Moving over to Adventureland, we have this "meh" photo looking along the Rivers of The World. Those indistinct lumps in the river are the three crocodiles that guard the ruined temple and its treasure. It leaves a lot to be desired!


Saturday, June 25, 2022

Pershing Square, Los Angeles, March 1965

I'm a fan of vintage views of Los Angeles, and today I have three that were taken in Pershing Square. What is that? Pershing Square is a small public park in Downtown Los Angeles, California, one square block in size, bounded by 5th Street to the north, 6th Street to the south, Hill Street to the east, and Olive Street to the west. Originally dedicated in 1866 by Mayor Cristóbal Aguilar as La Plaza Abaja, the square has had numerous names over the years until it was finally dedicated in honor of General John J. Pershing in 1918. So now you know.

This first photo shows a monument to California's twenty Spanish–American War dead was erected in 1900; it is said to be modeled after a Spanish–American War veteran, 7th California Infantry volunteer Charlie Hammond of San Francisco, and it is believed to be the oldest work of public art in Los Angeles.
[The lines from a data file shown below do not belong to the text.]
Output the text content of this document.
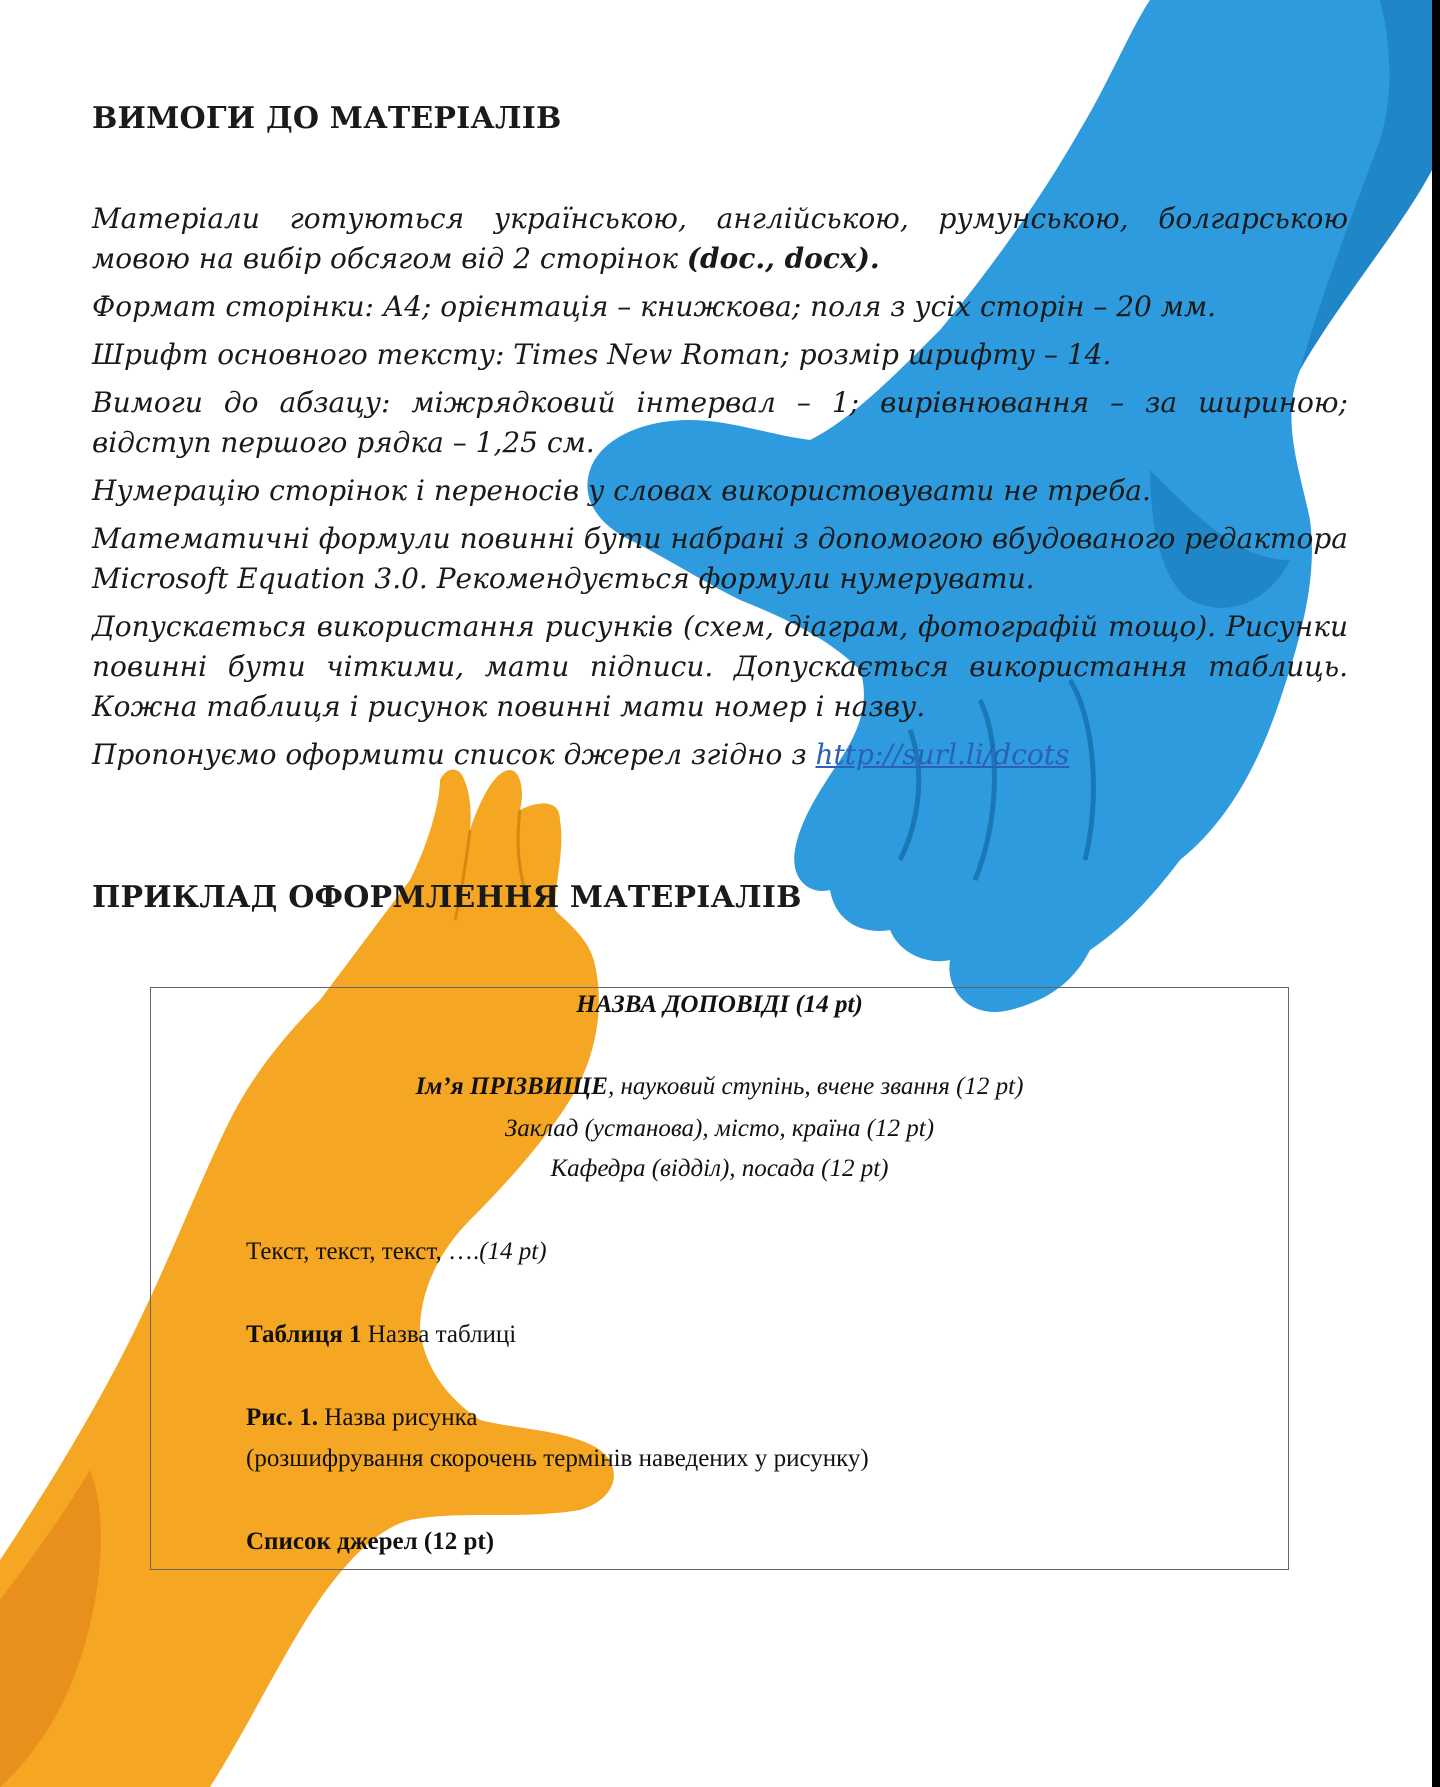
ВИМОГИ ДО МАТЕРІАЛІВ
Матеріали готуються українською, англійською, румунською, болгарською мовою на вибір обсягом від 2 сторінок (doc., docx).
Формат сторінки: А4; орієнтація – книжкова; поля з усіх сторін – 20 мм.
Шрифт основного тексту: Times New Roman; розмір шрифту – 14.
Вимоги до абзацу: міжрядковий інтервал – 1; вирівнювання – за шириною; відступ першого рядка – 1,25 см.
Нумерацію сторінок і переносів у словах використовувати не треба.
Математичні формули повинні бути набрані з допомогою вбудованого редактора Microsoft Equation 3.0. Рекомендується формули нумерувати.
Допускається використання рисунків (схем, діаграм, фотографій тощо). Рисунки повинні бути чіткими, мати підписи. Допускається використання таблиць. Кожна таблиця і рисунок повинні мати номер і назву.
Пропонуємо оформити список джерел згідно з http://surl.li/dcots
ПРИКЛАД ОФОРМЛЕННЯ МАТЕРІАЛІВ
НАЗВА ДОПОВІДІ (14 pt)
Ім’я ПРІЗВИЩЕ, науковий ступінь, вчене звання (12 pt)
Заклад (установа), місто, країна (12 pt)
Кафедра (відділ), посада (12 pt)
Текст, текст, текст, ….(14 pt)
Таблиця 1 Назва таблиці
Рис. 1. Назва рисунка
(розшифрування скорочень термінів наведених у рисунку)
Список джерел (12 pt)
Notice the man with the picket sign to the left, some sort of protest was going on at this time - possibly an anti-Vietnam War protest. On March 3 of '65,  the United States Navy and South Vietnamese air force began a 3½-year aerial bombardment campaign against North Vietnam.


If you are familiar with downtown L.A., you might recognize some of these old buildings, such as the Temple Baptist Church, the Equitable Life building, and that cool tower to the left is the 449 foot AT&T Microwave Tower, which ceased operation in 1993 - but the structure still stands, looking impressive. the buildings to the left of the Equitable Life building are all long-gone, replaced by a modern structure. If you look closely, you can see more protesters in front of the Baptist Church.


This is an odd photo; the photographer might have been aiming at Googie's Coffee Shop on the corner of 5th and Olive.


Here's a closer view; the original Googie's (on Sunset Boulevard) was a famous hangout for hip people like James Dean and Dennis Hopper. The buildings playful, daring style, by architect John Lautner, inspired the term "Googie architecture".


 

Friday, June 24, 2022

Inside the Coke Corner, 1973

I have two rare and unusual photos, courtesy of my friend Mr. X, who took these himself back in 1973. I've only seen a few interiors of the Coke Corner, so I get a real kick out of these special views. 

I'm not sure it was "peak lunchtime" but the restaurant looks pretty busy. The cashier is remarkably  unfrazzled, she's seen it all before. I love little details like the bottles of Coke to our left, each one with a red tag with the name of a country where Coca Cola is sold and enjoyed.


There's a familiar face! Rod Miller, ragtime player extraordinaire, serenades guests with the fastest fingers in town. By 1973 he was already a battle-worn veteran of four years (starting in 1969), but his career with Disneyland would continue 2005, incredibly. Over 35 years!